Prevalence of hepatitis B, hepatitis C and human immunodeficiency viruses, and evaluation of risk factors for transmission: Report of a population screening in Nigeria

  • U.C. Okonkwo
  • H Okpara
  • A Otu
  • S Ameh
  • Y Ogarekpe
  • H Osim
  • M Inyama


Background. Hepatitis B virus (HBV), hepatitis C virus (HCV) and HIV are common blood-borne infections unevenly distributed across regions in Nigeria. Few population-based prevalence studies have been done in Nigeria.

Objective. To determine the prevalence of HBV, HCV and HIV and risk factors for infection with these viruses in a Nigerian population.

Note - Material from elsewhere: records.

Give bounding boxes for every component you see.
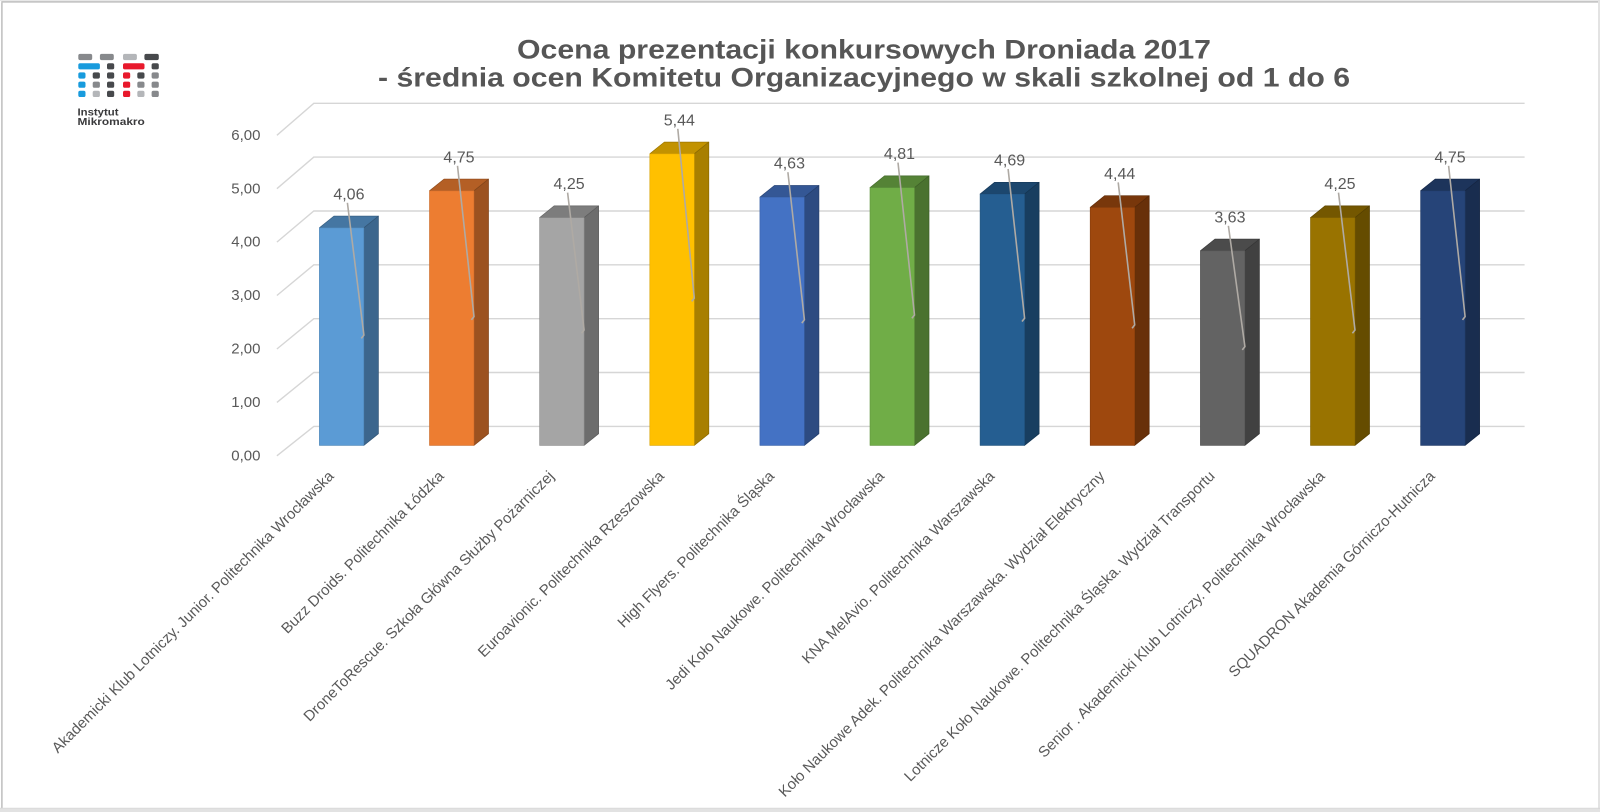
svg-text:4,44: 4,44 bbox=[1104, 166, 1135, 183]
svg-text:4,06: 4,06 bbox=[333, 186, 364, 203]
svg-text:4,25: 4,25 bbox=[1324, 176, 1355, 193]
svg-text:3,00: 3,00 bbox=[231, 287, 260, 304]
svg-text:Ocena prezentacji konkursowych: Ocena prezentacji konkursowych Droniada … bbox=[517, 35, 1211, 65]
svg-text:4,69: 4,69 bbox=[994, 153, 1025, 170]
svg-text:5,44: 5,44 bbox=[664, 112, 695, 129]
svg-text:6,00: 6,00 bbox=[231, 127, 260, 144]
svg-text:1,00: 1,00 bbox=[231, 394, 260, 411]
svg-text:4,81: 4,81 bbox=[884, 146, 915, 163]
svg-text:2,00: 2,00 bbox=[231, 341, 260, 358]
svg-text:0,00: 0,00 bbox=[231, 447, 260, 464]
svg-text:3,63: 3,63 bbox=[1214, 209, 1245, 226]
svg-text:Mikromakro: Mikromakro bbox=[78, 117, 145, 128]
svg-text:4,75: 4,75 bbox=[443, 149, 474, 166]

Methods. Hepatitis B surface antigen, anti-HCV and HIV were assayed in 1 498 healthy adult participants. A structured questionnaire was used to assess risk factors for viral acquisition. Bivariate analysis was used to compare differences in sociodemographic characteristics. Significant risk factors were identified by stepwise logistic regression. A p-value <0.05 was considered significant.

Results. The prevalences of HBV, HCV and HIV were 8.8%, 10.0% and 12.9%, respectively, with urban/rural disparity. HBV/HCV positivity was higher among males than females. The reverse was true for HIV. Age was significantly associated with being HBV-, HCV- or HIV positive. Communal use of a toothbrush was significantly associated with HBV positivity in the final model (odds ratio 2.46, 95% confidence interval 1.45 - 4.18).

Conclusions. The prevalence of HBV, HCV and HIV infection is high in Nigeria, with urban/rural disparity. HCV may be more of a public health concern than HBV in some communities. Population-based studies are required to provide vital data to inform optimal national control strategies.